Cosmos voltou à TV em 2014. Neil deGrasse Tyson apresentou a volta de uma das séries mais aclamadas e de maior sucesso da história da divulgação científica. Isso me deixou, e deixou várias pessoas, totalmente atônitas, e não é pra pouco.

Se você não assistiu, veja o trailer, que é simplesmente fantástico! Ouvimos a voz de Sagan, no começo: “O Cosmos é tudo o que é, ou sempre foi, ou sempre será. Nossa contemplação do Cosmos nos comove. Sabemos que estamos diante do maior dos mistérios”, da sua maneira sóbria, calma e apaixonante. Então vem deGrasse: é hora de irmos de novo! E aquele arrepio sobe.

Assim como a série original, essa usou a mais ousada tecnologia de efeitos especiais. Ann Dryuan (esposa e autora da frase no subtítulo) continuou no roteiro, e isso foi uma garantia da qualidade que marcou a série original. Mas ela é completamente diferente. Neil deGrasse Tyson fala para a nova geração ansiosa, que dormiria com as calmas reflexões de Sagan.

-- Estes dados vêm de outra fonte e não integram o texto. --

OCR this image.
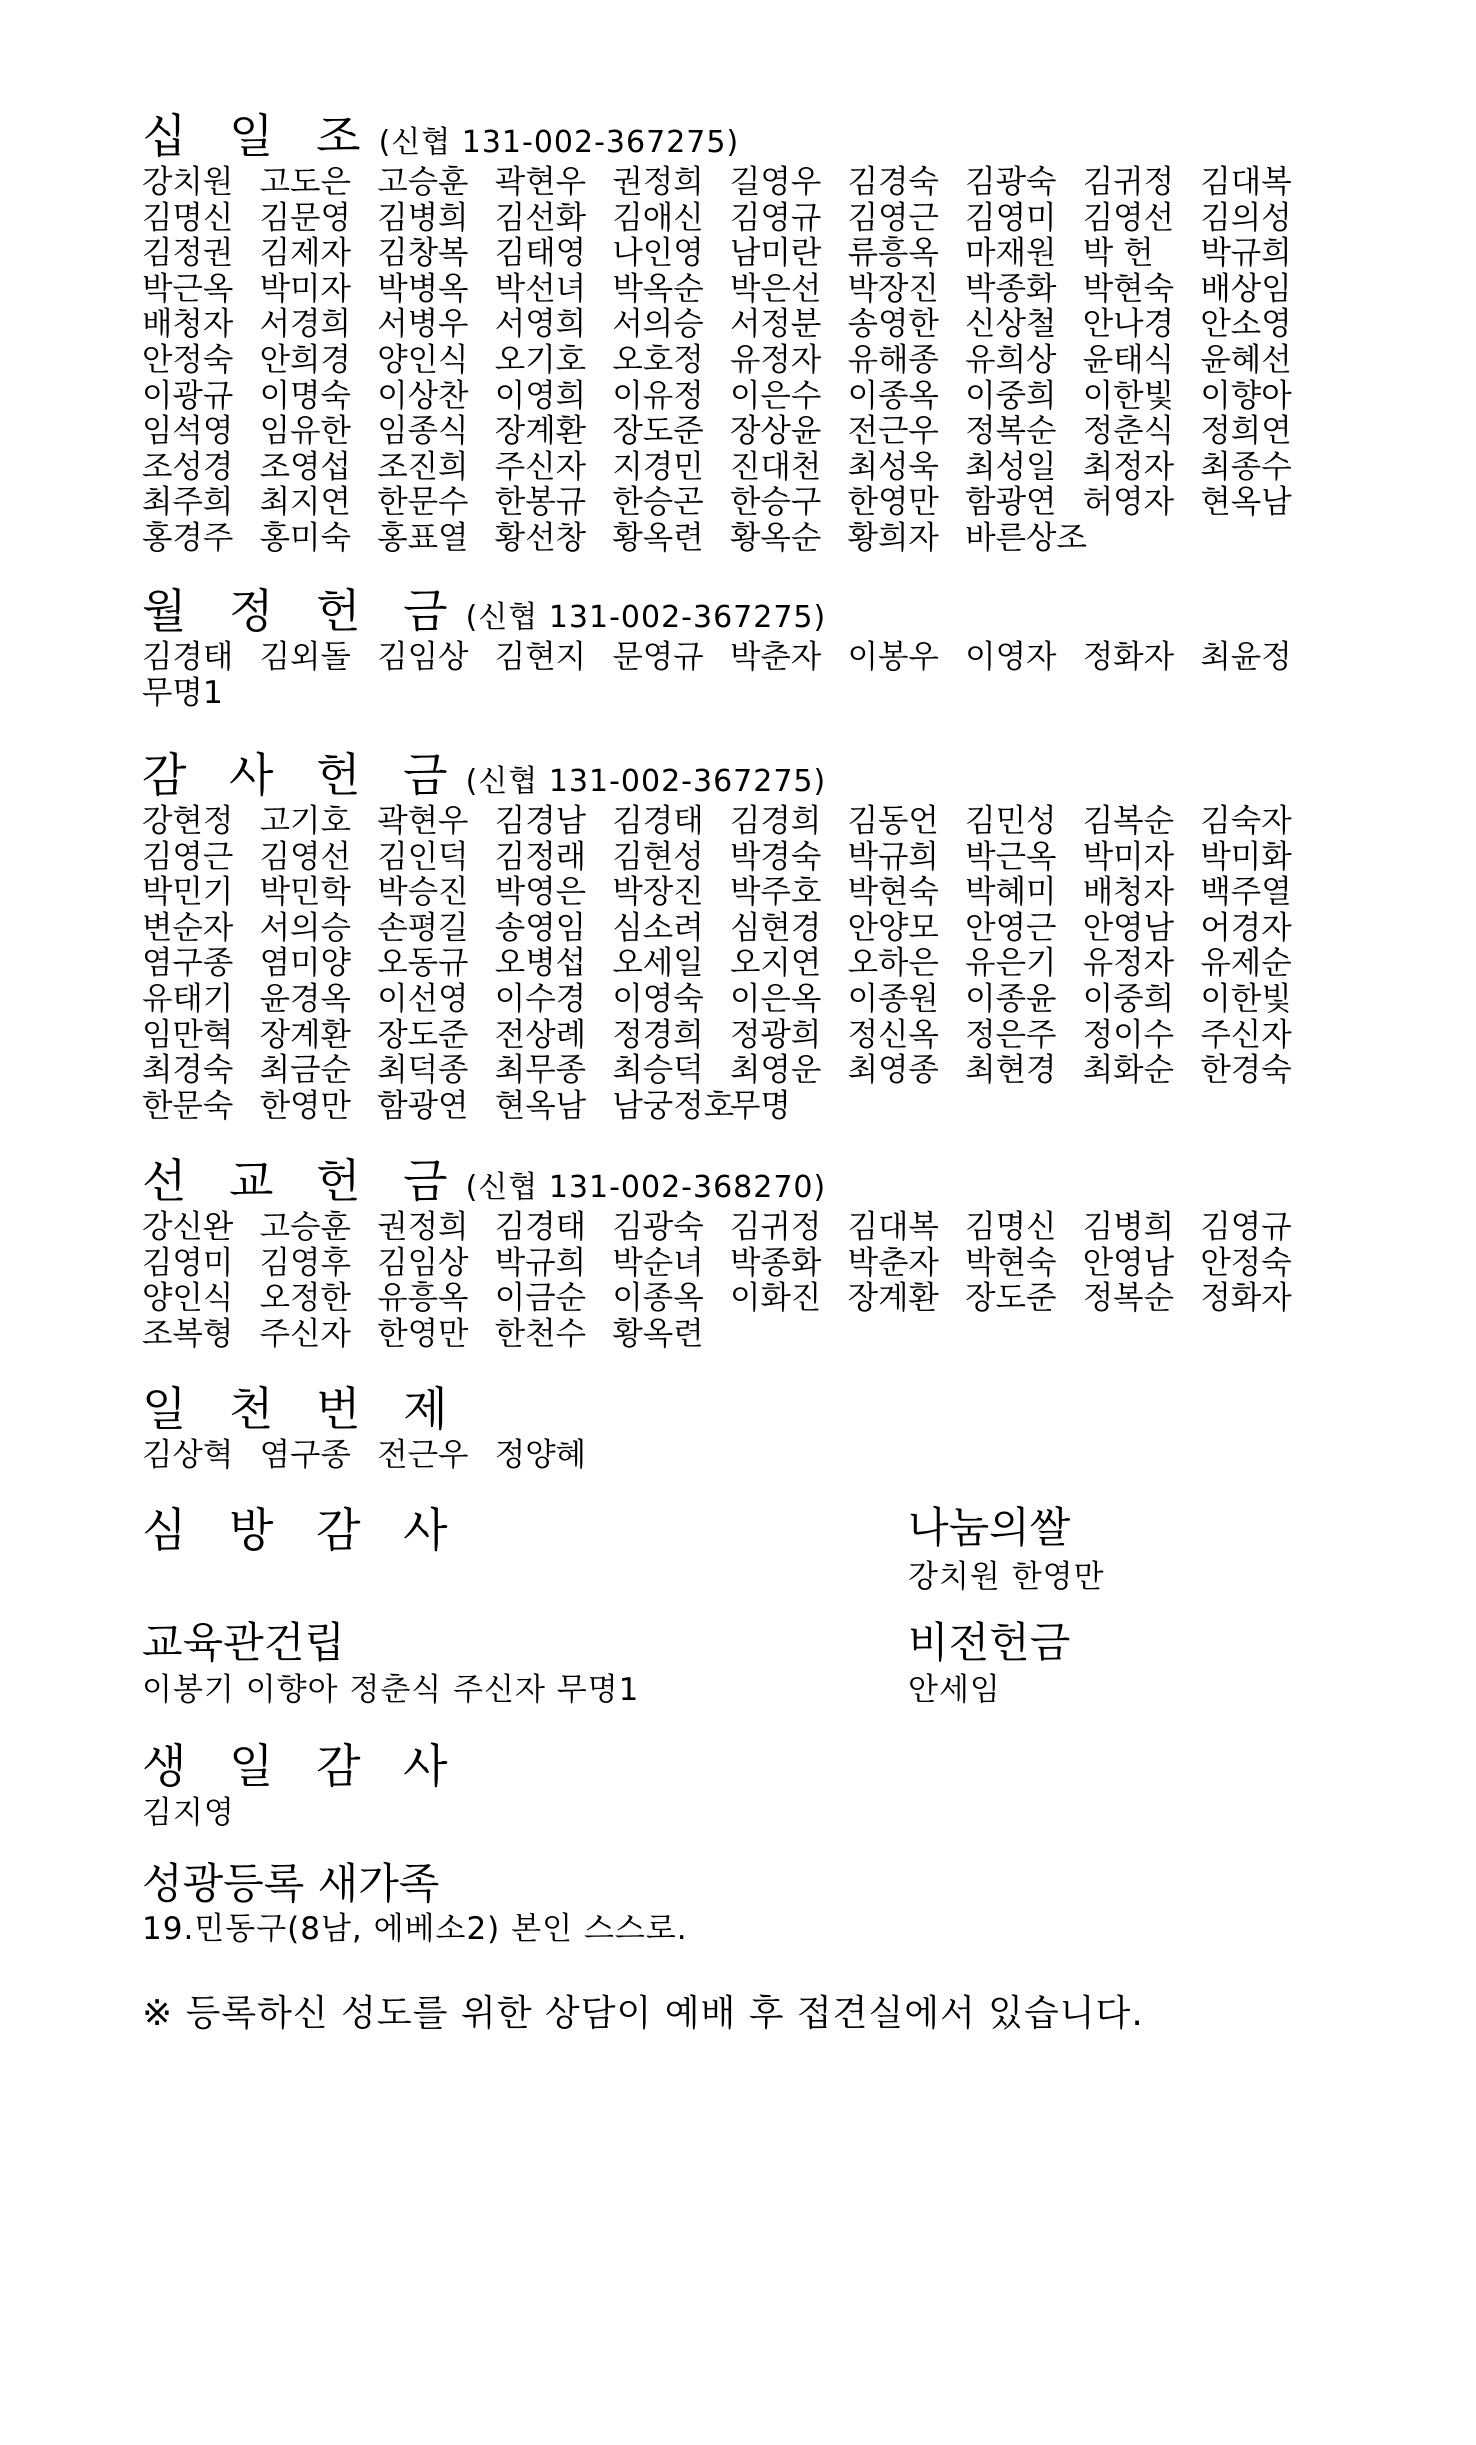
십 일 조 (신협 131-002-367275)
강치원 고도은 고승훈 곽현우 권정희 길영우 김경숙 김광숙 김귀정 김대복
김명신 김문영 김병희 김선화 김애신 김영규 김영근 김영미 김영선 김의성
김정권 김제자 김창복 김태영 나인영 남미란 류흥옥 마재원 박 헌	박규희
박근옥 박미자 박병옥 박선녀 박옥순 박은선 박장진 박종화 박현숙 배상임
배청자 서경희 서병우 서영희 서의승 서정분 송영한 신상철 안나경 안소영
안정숙 안희경 양인식 오기호 오호정 유정자 유해종 유희상 윤태식 윤혜선
이광규 이명숙 이상찬 이영희 이유정 이은수 이종옥 이중희 이한빛 이향아
임석영 임유한 임종식 장계환 장도준 장상윤 전근우 정복순 정춘식 정희연
조성경 조영섭 조진희 주신자 지경민 진대천 최성욱 최성일 최정자 최종수
최주희 최지연 한문수 한봉규 한승곤 한승구 한영만 함광연 허영자 현옥남
홍경주 홍미숙 홍표열 황선창 황옥련 황옥순 황희자 바른상조
월 정 헌 금 (신협 131-002-367275)
김경태 김외돌 김임상 김현지 문영규 박춘자 이봉우 이영자 정화자 최윤정
무명1
감 사 헌 금 (신협 131-002-367275)
강현정 고기호 곽현우 김경남 김경태 김경희 김동언 김민성 김복순 김숙자
김영근 김영선 김인덕 김정래 김현성 박경숙 박규희 박근옥 박미자 박미화
박민기 박민학 박승진 박영은 박장진 박주호 박현숙 박혜미 배청자 백주열
변순자 서의승 손평길 송영임 심소려 심현경 안양모 안영근 안영남 어경자
염구종 염미양 오동규 오병섭 오세일 오지연 오하은 유은기 유정자 유제순
유태기 윤경옥 이선영 이수경 이영숙 이은옥 이종원 이종윤 이중희 이한빛
임만혁 장계환 장도준 전상례 정경희 정광희 정신옥 정은주 정이수 주신자
최경숙 최금순 최덕종 최무종 최승덕 최영운 최영종 최현경 최화순 한경숙
한문숙 한영만 함광연 현옥남 남궁정호
무명
선 교 헌 금 (신협 131-002-368270)
강신완 고승훈 권정희 김경태 김광숙 김귀정 김대복 김명신 김병희 김영규
김영미 김영후 김임상 박규희 박순녀 박종화 박춘자 박현숙 안영남 안정숙
양인식 오정한 유흥옥 이금순 이종옥 이화진 장계환 장도준 정복순 정화자
조복형 주신자 한영만 한천수 황옥련
일 천 번 제
김상혁 염구종 전근우 정양혜
심 방 감 사	나눔의쌀
강치원 한영만
교육관건립
이봉기 이향아 정춘식 주신자 무명1
비전헌금
안세임
생 일 감 사
김지영
성광등록 새가족
19.민동구(8남, 에베소2) 본인 스스로.
※ 등록하신 성도를 위한 상담이 예배 후 접견실에서 있습니다.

Todos sabemos que Sagan não apenas divulgava a ciência, mas sim o humanismo, a tolerância e a comunhão com a natureza.

A minha geração (anos 90 em diante) não foi fisgada por Carl. Lembro que o meu interesse pela astronomia surgiu de um dos maiores divulgadores dessa ciência: o céu noturno estrelado. Mesmo vindo de um região com um céu muito nebulado (amazônia), as luzes foscas que atravessam a atmosfera foram o suficiente para me apaixonar. Até hoje, apesar de sempre parecer o mesmo, sempre que olho pro céu, sinto-me numa meditação profunda.

O Universo, do History Channel, foi uma das primeiras séries sobre o tema que assisti, e foi ela que levantou meu interesse na astronomia, mas como um hobbie. Foi apenas quando assisti Cosmos, que vi que aquilo podia ser muito mais do que uma paixão de fim de semana.

Em tudo que tem o dedo de Sagan, suas palavras são doces e ásperas ao mesmo tempo. Ela aborda questões polêmicas de maneira não ofensiva. Seu compromisso era aliar a razão com a felicidade. Acreditava que o mundo poderia ser mudado e poderíamos rumar para um futuro onde a ciência teria o papel positivo que teve no século XX, valorizando a vida humana através da medicina, nos revelando um universo macroscópico e microscópico fascinante, e sem o papel negativo, como a construção de armas nucleares e conflitos ideológicos que aprisionaram o planeta, como na Guerra Fria.

Demorei pra perceber que a mensagem de Carl não era apenas científica. Era filosófica, espiritual, e acima de tudo, política. Pra mim, essa é a diferença crucial entre o velho e o novo Cosmos. Enquanto uma reflete mais sobre as consequências da nossa informação, outra apenas fica mais ousada ao falar de aquecimento global.

A série original mostra a história de nossa espécie no planeta, desde o início em que éramos caçadores e coletores até uma civilização que precisa sair da infância e amadurecer. E era esse o enfoque. Uma mensagem quase espiritual para os rumos da humanidade.

Tão importante quanto o ceticismo e a razão, a “espiritualidade” e o amor são aliadas de uma vida feliz e magnífica. Sagan foi um grande homem, que, sem dúvida nenhuma, viverá para sempre nos céus de nossas mentes. Que muitas pessoas conheçam não só Carl Sagan e a série Cosmos, e sim toda sua mensagem.